Wow I didn't realize him and dad knew each other that long this was a little under a year before Dad came out so that means papa came out at 13.

January 13th 2015

I don't know how much longer I can hold on. Onto a world that is just crumbling more and more every day first Tyler dies, Katie is being more and more distant, and the constant verbal abuse from my dad is getting out of hand.

The only reason I hold on is with hope Katie will open up to me or break her cycle of being so distant and let me help. I want her to let me into the wall she's build around herself lately. I'm her best friend and I should be there for her.

Daryan

How long did he know dad? It must of been long if they were best friends before they dated and they must have had a good connection to keep their relationship alive if they were best friends before that.

January 20th 2015

I finally understand why Katie- er Tyler has been so distant lately.
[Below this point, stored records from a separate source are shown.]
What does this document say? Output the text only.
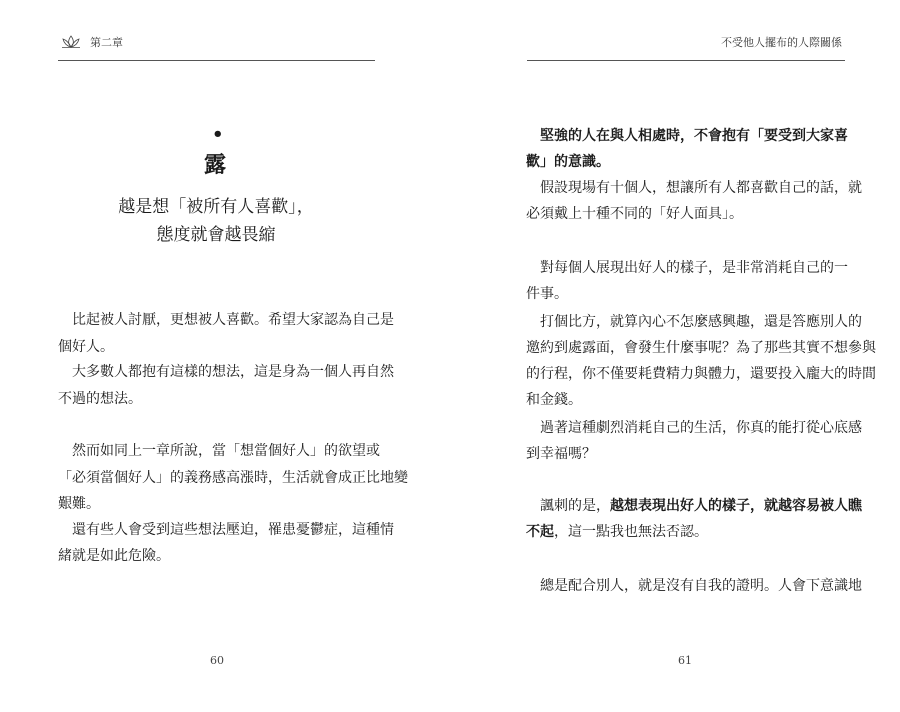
第二章
•
露
越是想「被所有人喜歡」，
態度就會越畏縮
　比起被人討厭，更想被人喜歡。希望大家認為自己是
個好人。
　大多數人都抱有這樣的想法，這是身為一個人再自然
不過的想法。
　然而如同上一章所說，當「想當個好人」的欲望或
「必須當個好人」的義務感高漲時，生活就會成正比地變
艱難。
　還有些人會受到這些想法壓迫，罹患憂鬱症，這種情
緒就是如此危險。
60
不受他人擺布的人際關係
　堅強的人在與人相處時，不會抱有「要受到大家喜
歡」的意識。
　假設現場有十個人，想讓所有人都喜歡自己的話，就
必須戴上十種不同的「好人面具」。
　對每個人展現出好人的樣子，是非常消耗自己的一
件事。
　打個比方，就算內心不怎麼感興趣，還是答應別人的
邀約到處露面，會發生什麼事呢？為了那些其實不想參與
的行程，你不僅要耗費精力與體力，還要投入龐大的時間
和金錢。
　過著這種劇烈消耗自己的生活，你真的能打從心底感
到幸福嗎？
　諷刺的是，越想表現出好人的樣子，就越容易被人瞧
不起，這一點我也無法否認。
　總是配合別人，就是沒有自我的證明。人會下意識地
61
He needed someone to help him come out yet I wasn't there for he-him I feel like a horrible best friend.

I understand why he didn't want to tell me tho I tell him everything and he knows about my home troubles and how much I struggled with losing Tyler only a week ago.

I don't know how to help him I still have feeling for him after all these years and this makes it so much different yet I want to be there for him when he needs me.

Daryan

This journal is something way more than dad's it has a lot more detail and emotions you can see the spots where tears hit when Papa was crying while he wrote.

I pulled out dad's journal and turned to the same date as Papa's.

January 20th 2015

This has been an amazing but hard day to deal with.

I came out to my friends and they were all so amazing about it. But it's been a week a week since I lost my best friend it's only getting harder.

I can't fake a smile any longer the grief is too much for me right now. There is no possible way I can go to Daryan's anymore either. I can't make things worse for him.